Improvements in some economic indicators, such as home sales, manufacturing activity and an unexpected bounce in employment data last month, have bolstered investor confidence and helped extend the rally in stocks. But others, including scant declines in jobless claims, reflect a still-tentative recovery.

“There’s some evidence that the economy is expanding, but how robust it will be is an open question,” said David Joy, chief market strategist at Ameriprise Financial (NYSE:).

Market participants are also looking for clues on whether lawmakers are likely to push through more fiscal stimulus measures in coming weeks.

The House of Representatives passed another $3 trillion aid bill in May, but the Republican-controlled Senate has not taken up the House package and lawmakers are not expected to move toward another coronavirus bill until sometime in July.

One component of Congress’ fiscal aid, a $600 per week supplement to unemployment insurance payments, is set to expire at the end of July.

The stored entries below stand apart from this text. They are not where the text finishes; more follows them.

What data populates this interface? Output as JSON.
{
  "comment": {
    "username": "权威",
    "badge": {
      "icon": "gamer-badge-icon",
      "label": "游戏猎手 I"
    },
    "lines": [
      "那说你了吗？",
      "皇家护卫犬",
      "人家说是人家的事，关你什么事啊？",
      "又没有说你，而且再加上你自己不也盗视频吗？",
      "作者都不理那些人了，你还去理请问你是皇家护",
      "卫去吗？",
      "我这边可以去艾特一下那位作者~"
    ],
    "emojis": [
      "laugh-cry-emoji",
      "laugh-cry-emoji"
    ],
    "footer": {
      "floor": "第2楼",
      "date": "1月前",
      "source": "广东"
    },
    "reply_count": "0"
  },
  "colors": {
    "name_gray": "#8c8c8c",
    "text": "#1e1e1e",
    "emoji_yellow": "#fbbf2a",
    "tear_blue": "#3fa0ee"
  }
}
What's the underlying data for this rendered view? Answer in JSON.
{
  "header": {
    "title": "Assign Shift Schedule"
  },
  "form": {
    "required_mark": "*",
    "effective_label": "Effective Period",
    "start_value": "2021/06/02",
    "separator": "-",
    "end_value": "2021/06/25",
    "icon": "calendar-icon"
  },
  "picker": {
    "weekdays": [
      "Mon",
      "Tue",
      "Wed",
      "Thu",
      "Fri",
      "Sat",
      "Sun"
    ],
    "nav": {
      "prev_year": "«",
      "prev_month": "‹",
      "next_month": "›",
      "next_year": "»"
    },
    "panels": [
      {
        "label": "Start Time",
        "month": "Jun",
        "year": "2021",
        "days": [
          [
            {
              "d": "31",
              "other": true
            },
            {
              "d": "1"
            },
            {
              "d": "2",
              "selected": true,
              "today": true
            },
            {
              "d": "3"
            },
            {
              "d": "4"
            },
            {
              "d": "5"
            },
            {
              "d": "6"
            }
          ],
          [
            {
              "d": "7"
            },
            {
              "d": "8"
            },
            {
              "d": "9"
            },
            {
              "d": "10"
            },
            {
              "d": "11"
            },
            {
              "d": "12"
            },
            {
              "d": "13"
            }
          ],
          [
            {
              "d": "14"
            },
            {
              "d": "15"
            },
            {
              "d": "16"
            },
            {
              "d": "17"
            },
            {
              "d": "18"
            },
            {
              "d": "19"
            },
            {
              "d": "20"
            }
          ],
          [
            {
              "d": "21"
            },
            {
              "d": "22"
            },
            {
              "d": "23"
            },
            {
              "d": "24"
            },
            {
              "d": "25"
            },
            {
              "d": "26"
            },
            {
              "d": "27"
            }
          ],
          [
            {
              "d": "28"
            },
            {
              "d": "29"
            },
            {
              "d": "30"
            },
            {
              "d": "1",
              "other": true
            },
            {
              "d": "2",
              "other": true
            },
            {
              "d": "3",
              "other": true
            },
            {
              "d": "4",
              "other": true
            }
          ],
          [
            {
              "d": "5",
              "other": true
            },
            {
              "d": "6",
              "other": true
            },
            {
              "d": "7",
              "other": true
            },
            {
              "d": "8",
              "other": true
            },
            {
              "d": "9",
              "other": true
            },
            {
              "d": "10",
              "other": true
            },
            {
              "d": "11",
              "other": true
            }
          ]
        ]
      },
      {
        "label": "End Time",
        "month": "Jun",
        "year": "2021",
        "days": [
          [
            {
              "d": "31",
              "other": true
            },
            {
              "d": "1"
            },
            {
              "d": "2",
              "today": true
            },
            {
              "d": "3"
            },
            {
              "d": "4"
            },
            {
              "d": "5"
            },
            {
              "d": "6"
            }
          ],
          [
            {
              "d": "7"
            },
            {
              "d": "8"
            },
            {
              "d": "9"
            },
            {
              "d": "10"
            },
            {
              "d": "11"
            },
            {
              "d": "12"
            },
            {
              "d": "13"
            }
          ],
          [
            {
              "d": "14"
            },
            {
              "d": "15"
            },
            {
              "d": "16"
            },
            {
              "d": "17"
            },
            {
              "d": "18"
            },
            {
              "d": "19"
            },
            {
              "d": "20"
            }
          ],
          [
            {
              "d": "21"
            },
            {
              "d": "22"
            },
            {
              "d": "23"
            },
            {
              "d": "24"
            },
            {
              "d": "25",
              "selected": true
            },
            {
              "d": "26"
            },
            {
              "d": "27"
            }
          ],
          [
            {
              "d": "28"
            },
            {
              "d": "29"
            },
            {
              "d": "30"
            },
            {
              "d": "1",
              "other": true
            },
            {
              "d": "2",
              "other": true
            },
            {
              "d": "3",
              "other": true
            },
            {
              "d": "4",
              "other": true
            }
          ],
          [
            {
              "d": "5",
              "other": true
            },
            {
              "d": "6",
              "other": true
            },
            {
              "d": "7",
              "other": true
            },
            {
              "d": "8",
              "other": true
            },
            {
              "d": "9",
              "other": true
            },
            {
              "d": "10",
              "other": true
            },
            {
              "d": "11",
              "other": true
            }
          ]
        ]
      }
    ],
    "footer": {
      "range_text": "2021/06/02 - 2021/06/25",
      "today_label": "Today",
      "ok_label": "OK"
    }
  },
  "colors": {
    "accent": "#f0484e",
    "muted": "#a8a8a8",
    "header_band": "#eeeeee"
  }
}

Michael Wilson, chief U.S. equity strategist at Morgan Stanley (NYSE:), said that bill is critical to the bank’s thesis for a “V”-shaped U.S. economic recovery.

“Our outlook for the economy is probably going to have to change” without further stimulus, he said.

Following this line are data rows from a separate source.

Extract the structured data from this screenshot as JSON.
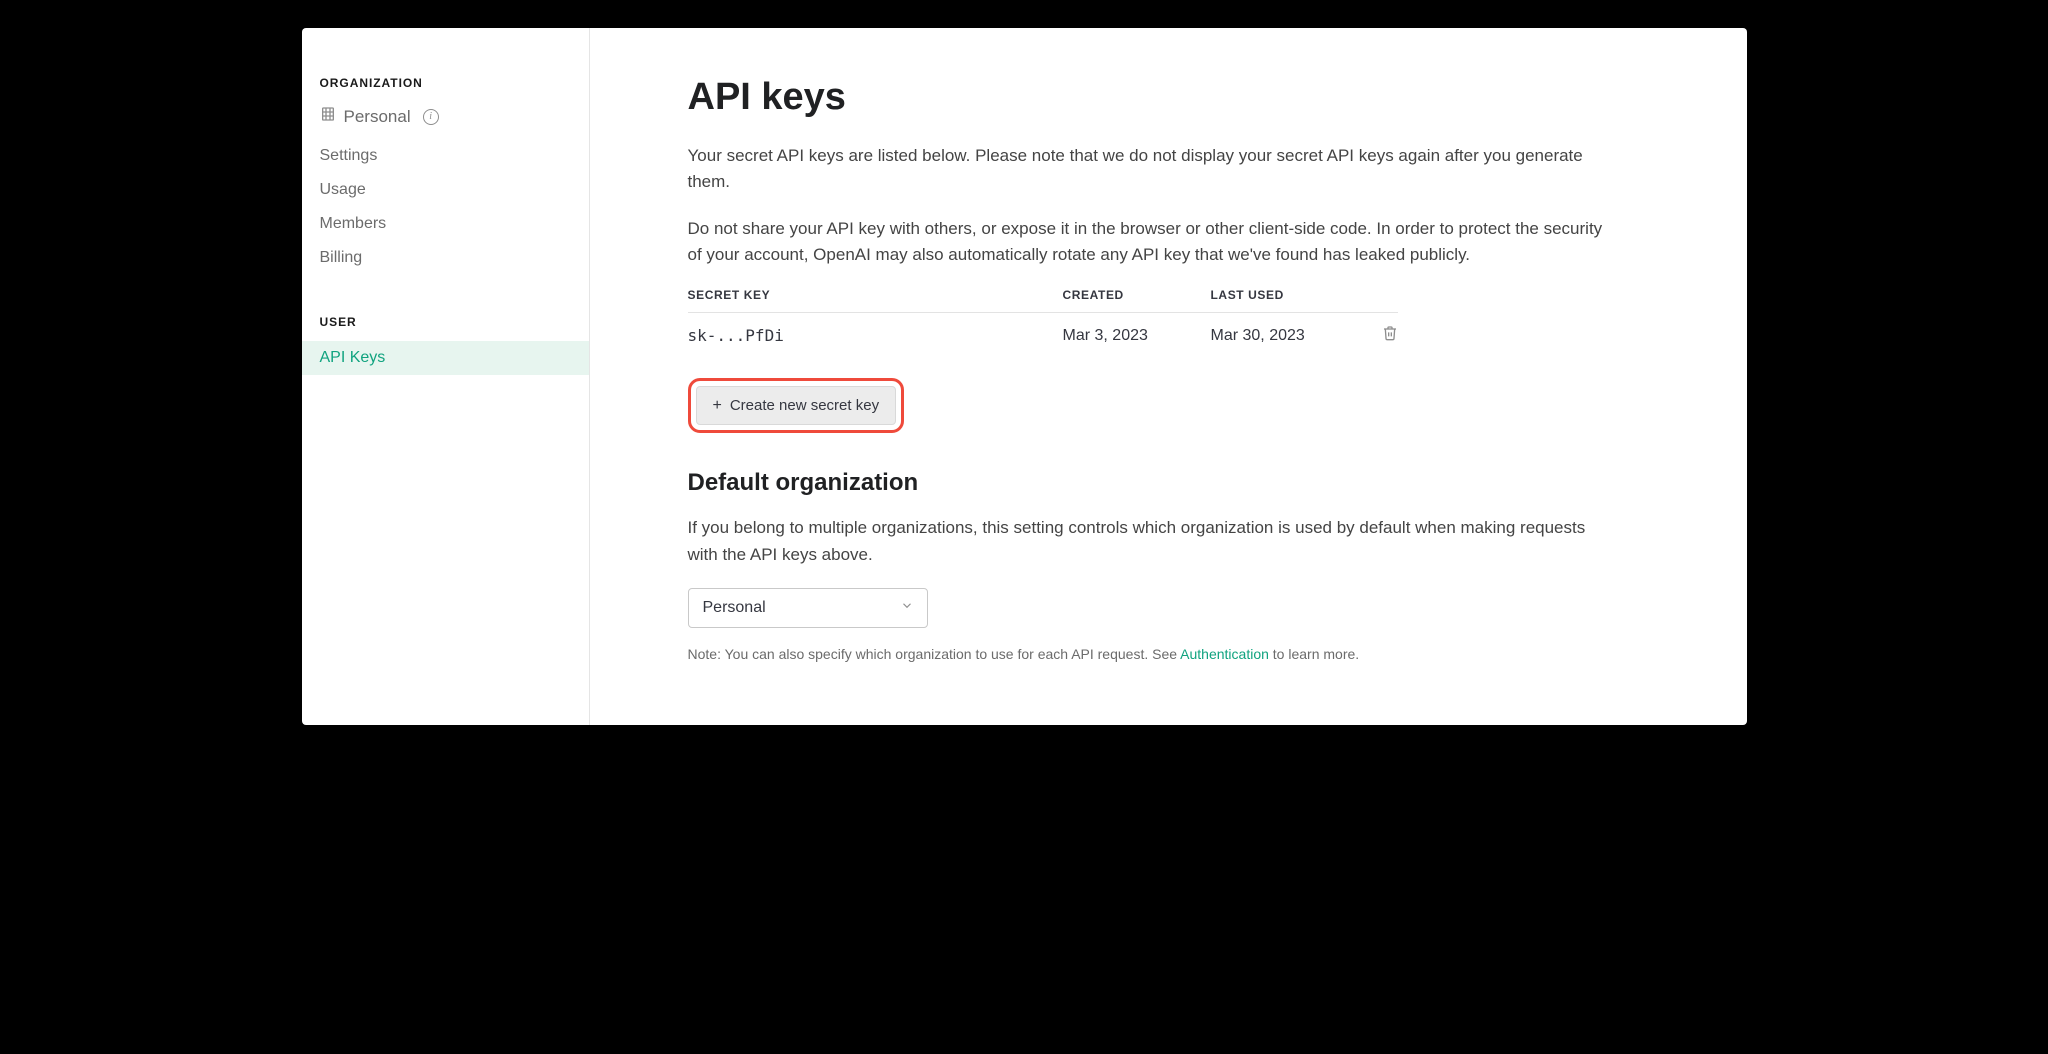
{
  "sidebar": {
    "organization": {
      "header": "ORGANIZATION",
      "personal_label": "Personal",
      "items": [
        {
          "label": "Settings"
        },
        {
          "label": "Usage"
        },
        {
          "label": "Members"
        },
        {
          "label": "Billing"
        }
      ]
    },
    "user": {
      "header": "USER",
      "items": [
        {
          "label": "API Keys"
        }
      ]
    }
  },
  "main": {
    "title": "API keys",
    "desc1": "Your secret API keys are listed below. Please note that we do not display your secret API keys again after you generate them.",
    "desc2": "Do not share your API key with others, or expose it in the browser or other client-side code. In order to protect the security of your account, OpenAI may also automatically rotate any API key that we've found has leaked publicly.",
    "table": {
      "headers": {
        "key": "SECRET KEY",
        "created": "CREATED",
        "used": "LAST USED"
      },
      "rows": [
        {
          "key": "sk-...PfDi",
          "created": "Mar 3, 2023",
          "used": "Mar 30, 2023"
        }
      ]
    },
    "create_button": "Create new secret key",
    "default_org": {
      "title": "Default organization",
      "desc": "If you belong to multiple organizations, this setting controls which organization is used by default when making requests with the API keys above.",
      "selected": "Personal",
      "note_prefix": "Note: You can also specify which organization to use for each API request. See ",
      "note_link": "Authentication",
      "note_suffix": " to learn more."
    }
  }
}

The looming deadline has added to a cluster of worries that have limited stocks’ gains this month. U.S. stocks tumbled this week, including a more than 2% drop on Friday, in response to a resurgence in the number of cases of COVID-19, the disease caused by the novel coronavirus.

Even with that recent pullback, stock valuations, as measured by forward price-to-earnings ratios, are near their highest level since the 2000 dot-com boom.

Other sources of worry include a potential flare-up in U.S.- China trade tensions and political uncertainty stemming from the Nov. 3 presidential election.

Some investors have already begun preparing for a potential market downturn by lightening their stock positions.

Oliver Pursche, president of Bronson Meadows Capital Management, said he recently sold shares of some tech-related companies, such as Amazon.com Inc (NASDAQ:)., in order to raise his cash allocation. Likewise, Richard Grasfeder, senior portfolio manager at Boston Private, has moved to a slight underweight position in U.S. equities.

In Grasfeder’s view, it could take longer than expected to see the impact of additional stimulus in economic data and corporate earnings.

“It’s going to take a while for those funds to flow through the economy,” he said.

Nonetheless, many on Wall Street remain confident that further aid will pass, given the presidential and congressional elections this November, and that will help prop up investor sentiment.

“My suspicion is it will happen before the July expiration,” said Ameriprise’s Joy. “You wouldn’t want to alienate your constituents unnecessarily.”

At the same time, some investors believe expectations that the Federal Reserve is ready to step in with further monetary support should the economy begin to falter will limit the downside in stocks and other risk assets.

Still, expectations for future market gyrations, as reflected by the Cboe Volatility Index, have remained elevated. Some volatility watchers believe markets could be choppier than usual this summer as investors await the passage of further stimulus and additional signs of economic recovery.

“It’s going to end up being a more volatile summer than traditionally is priced into the market,” said Amy Wu Silverman, equity derivatives strategist at RBC Capital Markets.